His voice in the silence surprised her, but after a few seconds she managed a chuckle. "I've only been here a few times, but I've noticed," she said in a voice that she hoped sounded casual. She kept her eyes ahead, but took a deep breath and congratulated herself for not fainting.

He didn't say anything else, and after a several seconds she found herself biting her lip and wondering if she should risk saying anything else. "They do a great job, though," she said quietly.

"Yeah," he mumbled, and she braced herself and stole a glance at him reading something on the counter, paying no attention to her at all, and she wondered how it was so easy for him to do. A moment later, he stood upright again. "Yeah."

"So," she said as casually as possible, hoping he couldn't hear the fear in her voice. "How's the campaign going?"

He turned towards her then, and for a second he looked like he was going to tell her to leave him the hell alone and let him wait for his dry cleaning in peace, and it startled her because he'd never looked at her like that before. But then his eyes softened and he smiled, not enough to bring out his dimples, but it wasn't the fake smile he'd given her at the Shell, so it was enough . "Well, thanks."

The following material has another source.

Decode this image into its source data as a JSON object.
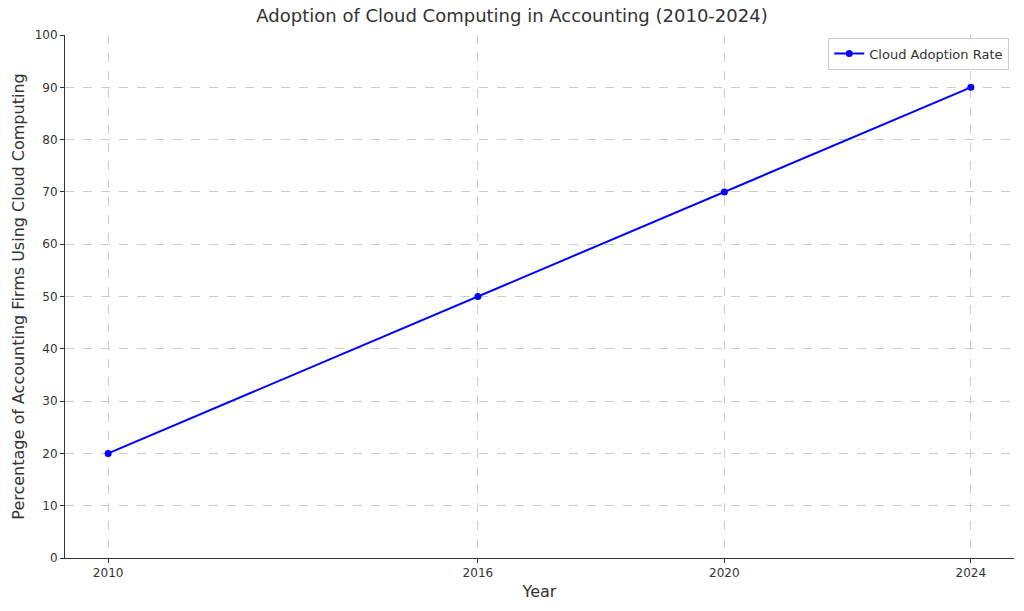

She nodded and tried to relax into this small-talk they'd somehow forced themselves and each other into. "It must be going well if you have time to pick up your own dry cleaning."

"Here you go Mr. Lyman. Medium starch, just like you like it."

He continued looking at her for a second before turning to Grace. "Thanks Grace. Charge my account."

He looked back at her with a strange look on his face, like he was trying to figure something out, but then turned and walked towards the door and she bit her lip and reminded herself that this was going to happen from time to time. She was going to run into him and her mother was right, she wasn't going to be able to get on a plane each time she did.

Time seemed to move slowly as he walked the ten feet to the door, and she couldn't help turning and watching him leave, just in case… Just in case she didn't run into him after that. Just in case it was the last time. "Do good Josh," she whispered to herself as he pushed the door open.

And then the most amazing thing happened. He stopped walking and looked back at her, and with a small smile she was sure she'd seen in a thousand dreams, he thanked her. But it wasn't the thanks or the smile or the way the sun shone in from the open door and kind of pooled around him that made her smile larger than she had in four years. That had her smiling even as the woman finally returned with her clothes listed under the name Donald Mosh, or even hours later as she tried to concentrate on the bill she was working on for children with special needs. It was what he said after the thanks. Because after he said thanks, he said her name.